Recruiting efforts often struggle because the pipeline is small at the level of recruiting and many programs are fighting over a small group of people.

I would encourage your institution to support outreach initiatives aimed at growing the pipeline from below, e.g. STEM events for elementary and middle school aged girls. It's not like you're going to turn all of those girls into engineers and recoup them as recruits X years in the future, but you capture the short term benefits of sending a message that you are serious about diversity and increase your likelihood of attracting women to your program (on top of the generally very positive benefit to society).
posted by telegraph at 9:49 AM on June 1, 2017 [3 favorites]


Hi
Female POC here, engineer and professor at the university level. No one tells you that after getting into college, graduating, getting into grad school, graduating, earning a Ph.D. and getting a job as an engineering professor (with tenure) will lead you to a very, very, lonely place. I would not advise anyone to that the path I've taken.
But, if you insist, I have two bits of advice.

1. Provide support in the form of a "safe" place on campus. I recall as an UG in the 1970's the only thing that got me through the day was dropping into the "Minority Programs" office, not for scholarships, just a place I could feel safe, hang out between classes and not have to smile when I did not feel like it. Do not underestimate how hard this journey is, once you recruit a student, check in with them, the job is not over once they have been admitted.
2. Ask your "diverse" students to help you in recruiting from their old high schools etc.

I'm happy to help, contact me via pm if you want.
posted by drthom at 1:26 PM on June 1, 2017 [2 favorites]


Response by poster: Thanks for the feedback so far. It was reading about the Mudd case that made me think I should ask the question in here. The link to BRAID looks useful for looking into things more (I didn't make clear, I am in the UK so haven't come across it before).

There are some things also recommended here that we are trying to do, some that sound like very good ideas that we may be able to do with some application (and badgering) and some we can try and get buy-in for further up the chain. Hopefully we can make some positive changes.

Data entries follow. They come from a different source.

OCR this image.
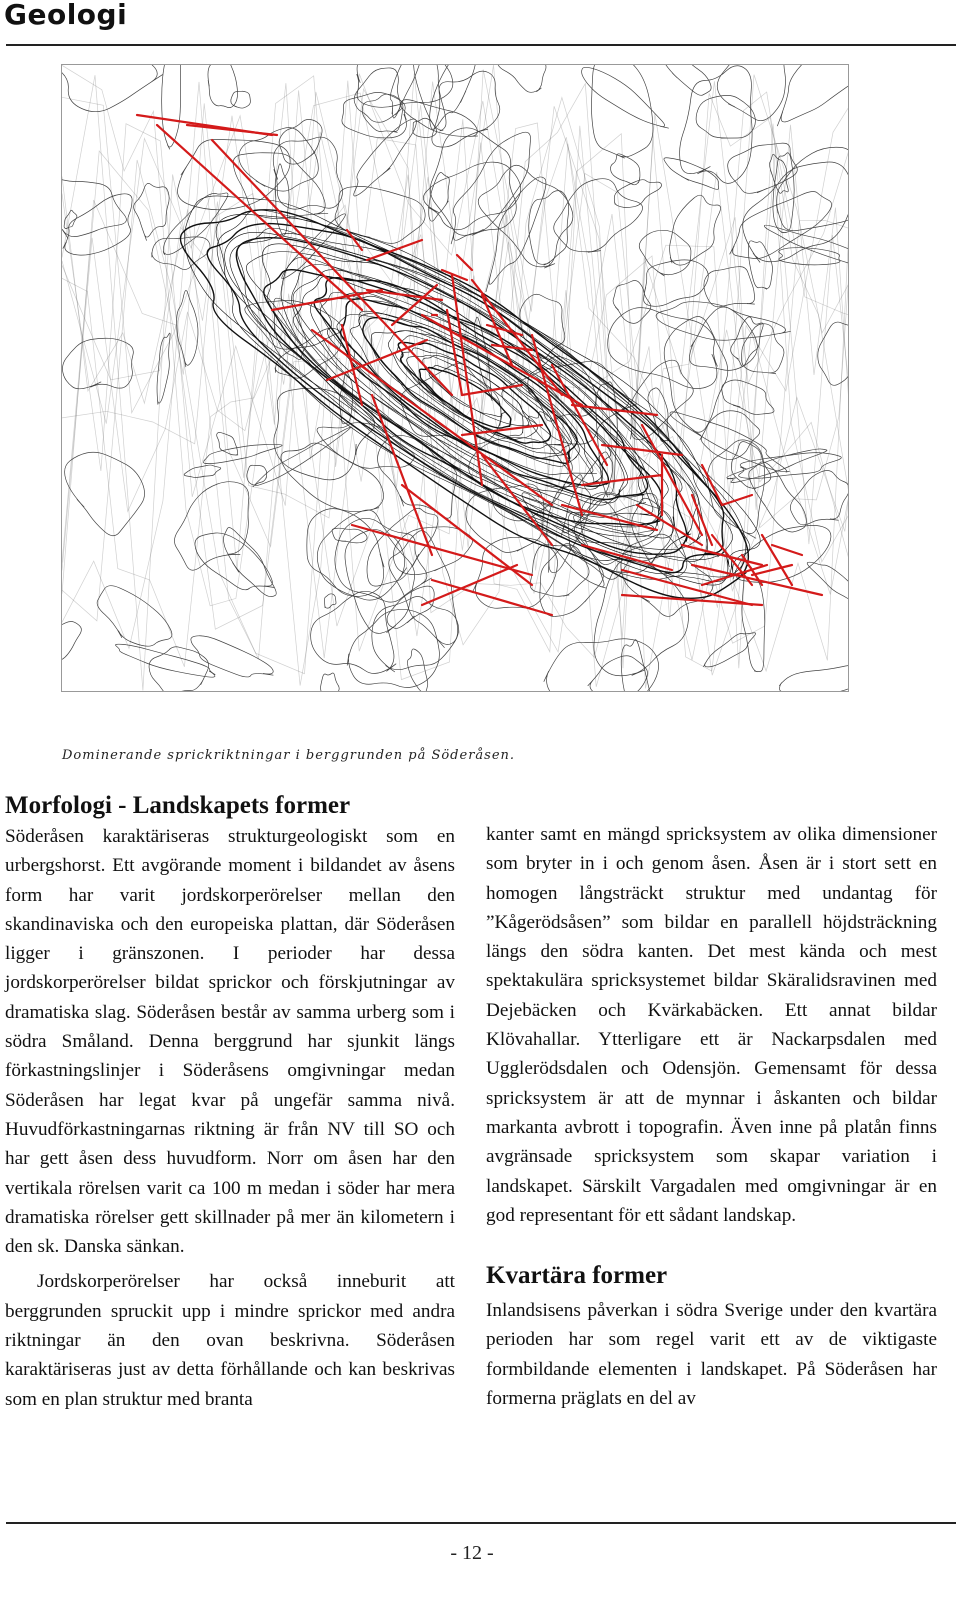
Geologi
Dominerande sprickriktningar i berggrunden på Söderåsen.
Morfologi - Landskapets former

Söderåsen karaktäriseras strukturgeologiskt som en urbergshorst. Ett avgörande moment i bildandet av åsens form har varit jordskorperörelser mellan den skandinaviska och den europeiska plattan, där Söderåsen ligger i gränszonen. I perioder har dessa jordskorperörelser bildat sprickor och förskjutningar av dramatiska slag. Söderåsen består av samma urberg som i södra Småland. Denna berggrund har sjunkit längs förkastningslinjer i Söderåsens omgivningar medan Söderåsen har legat kvar på ungefär samma nivå. Huvudförkastningarnas riktning är från NV till SO och har gett åsen dess huvudform. Norr om åsen har den vertikala rörelsen varit ca 100 m medan i söder har mera dramatiska rörelser gett skillnader på mer än kilometern i den sk. Danska sänkan.

Jordskorperörelser har också inneburit att berggrunden spruckit upp i mindre sprickor med andra riktningar än den ovan beskrivna. Söderåsen karaktäriseras just av detta förhållande och kan beskrivas som en plan struktur med branta

kanter samt en mängd spricksystem av olika dimensioner som bryter in i och genom åsen. Åsen är i stort sett en homogen långsträckt struktur med undantag för ”Kågerödsåsen” som bildar en parallell höjdsträckning längs den södra kanten. Det mest kända och mest spektakulära spricksystemet bildar Skäralidsravinen med Dejebäcken och Kvärkabäcken. Ett annat bildar Klövahallar. Ytterligare ett är Nackarpsdalen med Ugglerödsdalen och Odensjön. Gemensamt för dessa spricksystem är att de mynnar i åskanten och bildar markanta avbrott i topografin. Även inne på platån finns avgränsade spricksystem som skapar variation i landskapet. Särskilt Vargadalen med omgivningar är en god representant för ett sådant landskap.

Kvartära former

Inlandsisens påverkan i södra Sverige under den kvartära perioden har som regel varit ett av de viktigaste formbildande elementen i landskapet. På Söderåsen har formerna präglats en del av

- 12 -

drthom, thanks for the offer, I will drop you a line after my marking is done if that is ok?
posted by biffa at 3:30 PM on June 1, 2017 [1 favorite]


My university has created a partnership with some of the local middle and high schools both to make sure already-interested students know about our programs and think to apply, and to increase interest/engagement to start with.

I would also say that generally, consider having some real training and policies around sexual harassment, rather than just an online training or having people sign a form. At most of the universities I've worked, the "training" around sexual harassment involves taking a 30-60 minute online reading + quiz with questions like "Is it okay to coerce someone into sex for a good grade? Pick yes or no!"

In contrast, one university I worked at had both a mandatory training from someone who actually specialized in Title IX and harassment issues, and had very strong policies (which were basically, no relationships between professors and students who might even slightly possibly end up in their department/classes now or at any point in the future, period). Some places have this ridiculous shiftiness around "Oh, maybe it's true love and we'll just have someone else grade the homework and write evaluations!" which just leads to a super toxic environment. So I would recommend both really strong policies about sexual/romantic relationships where there is any teacher-student relationship, as well as having real, in-person training around sexual harassment that covers not only "Don't rape people" but also classroom environment, etc.
posted by rainbowbrite at 4:38 PM on June 1, 2017 [1 favorite]


I would encourage mentoring within the student body to encourage retention, as well as among the alumni. Retention and jobs post college are two things that will increase students wanting to come to your school - its better though if the students and graduates themselves are touting it, rather than the school.